Haine des riches. Amour des pauvres. Le manichéisme soulage la conscience. L'accès au paradis est interdit aux salauds de riches, aux gros chameaux des Ecritures.
A la vue du riche, le fisc reprend du poil de la bête. Le fisc confisque. Fait le job. Les riches sont impardonnables. Ils trichent avec l'égalité. Ils se fichent de la fraternité. Ils s'entichent de la seule liberté. Ils n'appartiennent qu'à une République low cost.

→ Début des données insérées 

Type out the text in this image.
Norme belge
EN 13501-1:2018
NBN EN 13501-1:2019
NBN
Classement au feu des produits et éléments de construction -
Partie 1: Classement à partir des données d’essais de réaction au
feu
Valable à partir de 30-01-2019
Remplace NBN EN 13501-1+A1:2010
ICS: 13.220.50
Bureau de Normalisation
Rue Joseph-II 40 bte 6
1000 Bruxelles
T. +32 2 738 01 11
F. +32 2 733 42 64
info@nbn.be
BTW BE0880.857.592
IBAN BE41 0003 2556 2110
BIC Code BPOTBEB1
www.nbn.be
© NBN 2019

Le sourire des riches ternit la figure de la société. La jouissance heurte la décence. La jalousie décide alors du sort des riches. Raid punitif du fisc. Les riches sont incorrigibles. Les gens d'argent traînent leur désabusement sur un visage sans contentement. Ils sont séquestrés dans des prisons dorées. Ils manquent d'amour, ont soif de reconnaissance. Ils sont honnis comme les prix d'excellence de jadis. On ostracise les riches. On leur dénie toute humanité. Ce sont des bêtes blessées qui dérivent dans l'arène. Le fisc leur donne l'estocade.